Dlatego uwielbiam takie momenty, kiedy znajdujemy wreszcie to piwo, które czymś przykuwa naszą uwagę (no, albo moją uwagę...). Tym razem tym piwem było Metropolis z browaru Raduga. Pani w sklepie nam pokazała "a bo nowe, dopiero przyjechało". Wpadłam w zachwyt!


Tak się akurat złożyło, że dzień wcześniej obejrzałam sobie film "Metropolis" z 1927r., a to do niego nawiązuje nazwa i etykieta piwa. Pomyślałam sobie "Przypadek? Nie sądzę!".
Doświadczenie dosyć niecodzienne, film z dialogami w formie napisów pomiędzy ujęciami, bardzo wyrazista mimika, momentami wręcz komiczna, futurystyczne (jak na tamte czasy) maszyny, budynki i robot.
Z początku ciężko mi było przywyknąć do takiej formy, po jakimś czasie jednak fabuła wciągnęła mnie na tyle, że przestał mi przeszkadzać czarno-biały obraz. Najbardziej podobała mi się gra Brigitte Helm grającej na zmianę Marię i robota o wyglądzie Marii. Pokochałam jej mimikę. Musiała bardzo wyraźnie pokazać, kiedy jej postać jest prawdziwą Marią, a kiedy robotem w skórze Marii.



Wracając do piwa, jest ono w stylu American India Pale Ale. Niestety nie było tak zaskakujące i wciągające jak film. Brakowało mi owocowych, amerykańskich nut w smaku, przeważała mocna goryczka.
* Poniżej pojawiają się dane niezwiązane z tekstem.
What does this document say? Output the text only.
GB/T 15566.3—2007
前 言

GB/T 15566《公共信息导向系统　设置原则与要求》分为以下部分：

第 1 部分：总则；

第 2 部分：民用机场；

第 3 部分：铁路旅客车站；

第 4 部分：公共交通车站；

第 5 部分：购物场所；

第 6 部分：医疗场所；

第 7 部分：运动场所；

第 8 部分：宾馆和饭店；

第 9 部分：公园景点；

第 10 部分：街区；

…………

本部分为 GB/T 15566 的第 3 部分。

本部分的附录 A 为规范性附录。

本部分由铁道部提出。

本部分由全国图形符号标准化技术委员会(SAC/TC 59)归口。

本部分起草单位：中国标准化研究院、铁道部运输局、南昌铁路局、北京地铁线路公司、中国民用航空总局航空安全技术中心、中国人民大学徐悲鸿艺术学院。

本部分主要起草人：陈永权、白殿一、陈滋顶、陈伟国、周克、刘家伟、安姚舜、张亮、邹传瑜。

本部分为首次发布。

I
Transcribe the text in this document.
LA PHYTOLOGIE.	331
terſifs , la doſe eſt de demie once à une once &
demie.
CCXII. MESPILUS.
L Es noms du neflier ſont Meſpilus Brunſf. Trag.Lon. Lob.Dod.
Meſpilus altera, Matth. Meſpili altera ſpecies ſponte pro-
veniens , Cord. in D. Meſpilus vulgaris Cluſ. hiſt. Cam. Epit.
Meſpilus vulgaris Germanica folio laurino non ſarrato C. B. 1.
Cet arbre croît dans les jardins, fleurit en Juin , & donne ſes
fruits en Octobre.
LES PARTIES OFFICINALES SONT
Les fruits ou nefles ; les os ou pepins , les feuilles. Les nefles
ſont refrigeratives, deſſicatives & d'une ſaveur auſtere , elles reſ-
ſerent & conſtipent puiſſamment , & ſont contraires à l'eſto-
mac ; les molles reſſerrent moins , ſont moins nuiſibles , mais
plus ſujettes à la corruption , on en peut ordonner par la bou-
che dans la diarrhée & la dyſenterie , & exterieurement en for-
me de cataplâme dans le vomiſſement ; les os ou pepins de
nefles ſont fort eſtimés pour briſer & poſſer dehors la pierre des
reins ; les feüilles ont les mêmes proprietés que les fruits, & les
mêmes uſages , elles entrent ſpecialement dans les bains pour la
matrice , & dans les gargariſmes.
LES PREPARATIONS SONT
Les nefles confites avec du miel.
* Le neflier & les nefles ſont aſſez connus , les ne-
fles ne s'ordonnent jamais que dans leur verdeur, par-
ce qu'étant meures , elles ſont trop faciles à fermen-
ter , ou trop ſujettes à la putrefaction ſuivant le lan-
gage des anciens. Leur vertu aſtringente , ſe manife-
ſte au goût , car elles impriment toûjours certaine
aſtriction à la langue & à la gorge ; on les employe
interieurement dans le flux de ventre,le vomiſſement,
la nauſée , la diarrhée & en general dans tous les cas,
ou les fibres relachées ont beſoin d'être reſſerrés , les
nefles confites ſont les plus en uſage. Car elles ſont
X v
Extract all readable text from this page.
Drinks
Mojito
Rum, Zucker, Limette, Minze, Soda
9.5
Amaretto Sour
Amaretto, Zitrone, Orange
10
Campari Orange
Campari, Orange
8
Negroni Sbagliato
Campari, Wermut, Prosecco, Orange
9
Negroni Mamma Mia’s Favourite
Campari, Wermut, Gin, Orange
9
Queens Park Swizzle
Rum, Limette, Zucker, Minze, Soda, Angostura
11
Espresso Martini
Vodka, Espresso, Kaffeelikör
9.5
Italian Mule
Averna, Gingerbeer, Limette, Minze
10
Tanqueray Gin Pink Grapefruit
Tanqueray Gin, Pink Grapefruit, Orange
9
Szkoda, miałam nadzieję, że skoro film okazał się tak ciekawy, to w piwie też znajdziemy coś urzekającego.
Ale nie zrażam się. Film "Metropolis" niemal doprowadził do bankructwa wytwórnię filmową, w której powstał. Oryginał ocenzurowano, skrócono, po jakimś czasie uległ zniszczeniu. W Buenos Aires odnaleziono kopię filmu, w bardzo złym stanie i w mniejszym formacie. Po mimo tylu przeciwieństw losu, film trafił w 2010r. na festiwal Berlinale. Dziś można go znaleźć na YouTube.
Poczekam na drugą warkę. Może znajdę w niej to coś, czego nie odkryłam w pierwszej.



czwartek, 10 lipca 2014

Liberty Ale (Anchor Brewering Co.)

A o to i sprawca całego zamieszania, o którym była mowa w poprzednim poście!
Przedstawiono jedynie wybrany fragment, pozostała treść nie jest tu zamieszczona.